The famous game development engine has been making big news over the past year or so in the professional 3D markets, like in architecture with the use of its Unreal Engine in Abvent’s popular Twinmotion, for example. (see: Architosh, “SIG: New Twinmotion 2018 Powered by Unreal Engine—Now Ships,” 3 Aug 2017).
Architosh also published a feature article on Los Angeles-based visualization studio SPACIALISTS, a firm that has recently switched over to a new ARCHICAD to Unreal Engine pipeline for the majority of its visualization work. And at the 2017 GRAPHISOFT BIM CON, there was a nearly standing room only session on integrating that BIM platform with Unreal for visualization. The point is—the Unreal Engine is taking the pro markets by storm, and there is a lot of interest.

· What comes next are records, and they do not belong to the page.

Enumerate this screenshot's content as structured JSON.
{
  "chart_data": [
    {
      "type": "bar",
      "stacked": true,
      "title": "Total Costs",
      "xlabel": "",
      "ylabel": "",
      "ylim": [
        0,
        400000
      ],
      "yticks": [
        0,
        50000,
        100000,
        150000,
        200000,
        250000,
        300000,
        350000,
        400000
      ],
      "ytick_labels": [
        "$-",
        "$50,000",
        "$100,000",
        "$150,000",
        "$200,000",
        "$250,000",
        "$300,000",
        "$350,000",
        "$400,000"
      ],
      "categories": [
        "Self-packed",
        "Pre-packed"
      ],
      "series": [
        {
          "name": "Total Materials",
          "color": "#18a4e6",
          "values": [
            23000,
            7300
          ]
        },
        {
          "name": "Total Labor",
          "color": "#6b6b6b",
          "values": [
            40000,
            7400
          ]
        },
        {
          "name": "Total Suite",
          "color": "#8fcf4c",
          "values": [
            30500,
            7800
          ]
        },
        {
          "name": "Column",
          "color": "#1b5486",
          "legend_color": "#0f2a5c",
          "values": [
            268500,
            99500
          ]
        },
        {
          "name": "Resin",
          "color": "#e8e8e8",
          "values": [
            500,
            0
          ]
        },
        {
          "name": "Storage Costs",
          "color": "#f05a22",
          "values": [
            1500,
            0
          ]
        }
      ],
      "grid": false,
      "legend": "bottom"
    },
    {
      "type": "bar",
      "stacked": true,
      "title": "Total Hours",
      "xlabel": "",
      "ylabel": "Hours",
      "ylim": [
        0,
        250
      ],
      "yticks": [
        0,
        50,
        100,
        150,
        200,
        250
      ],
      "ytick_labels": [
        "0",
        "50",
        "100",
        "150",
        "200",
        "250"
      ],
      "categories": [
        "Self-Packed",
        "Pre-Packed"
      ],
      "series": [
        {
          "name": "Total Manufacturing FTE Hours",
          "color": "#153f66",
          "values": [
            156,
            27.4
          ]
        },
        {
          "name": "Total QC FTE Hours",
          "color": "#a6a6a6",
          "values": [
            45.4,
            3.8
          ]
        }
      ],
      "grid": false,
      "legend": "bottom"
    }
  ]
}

Learning Unreal for Pro Market Pros—Making It Easier
Learning how to use game development engines for interactive visualizations in markets like AEC isn’t exactly easy, however. That is why the folks at Epic have been dedicating resources and shifting directions to address better the interest in its game engine coming from nontraditional game development communities. The company has announced this past August the new Unreal Engine Online Learning site.
Epic’s new learning platform for Unreal Engine will be the host and home for all new training series and video tutorials on the Unreal Engine. The extensive online training walks learners through the common workflows working with the Unreal Engine.
There are learning tracks split into various market focuses, including not just Game Development, but Architecture, Industrial Design, and Media and Entertainment (M&E).
Additional tracks separate content by job roles, like Designer or Programmer, and each video is labeled with levels like “Getting Started” or “Master Level.”
Free Access for Everyone
Architosh Analysis and Commentary
Epics’ decision to make this new learning content open and free to everyone is a great decision. Offering free learning on anything relevant is a great way to attract the mice, sort of speak. The next part is building a great mousetrap—which an attractive and organized learning site can be.
The site looks like a professional learning provider website like Pluralsight, for example. It is well organized into a structure that begins with Industries, Roles, Workflows and Engine Concepts.
Under Architect, for example, you are greeted with a large series of courses, like “Introduction to Materials For Design Visualization.” That course consists of 13 videos totaling over 58 minutes. The course on “Datasmith,” is 17 videos and 80 minutes of instruction. There are courses that help users who have explored or are using Unity, the game engine, for their visualization needs.
To test the “free” aspect of the learning community, I logged in and registered with my email. I was surprised to find out that someone else in the community already took the username “Architosh” so I had to register with a different name. Logging into the learning community site is easy.
If you are not familiar with Epic’s Unreal Game Engine, this learning community is a good place to start.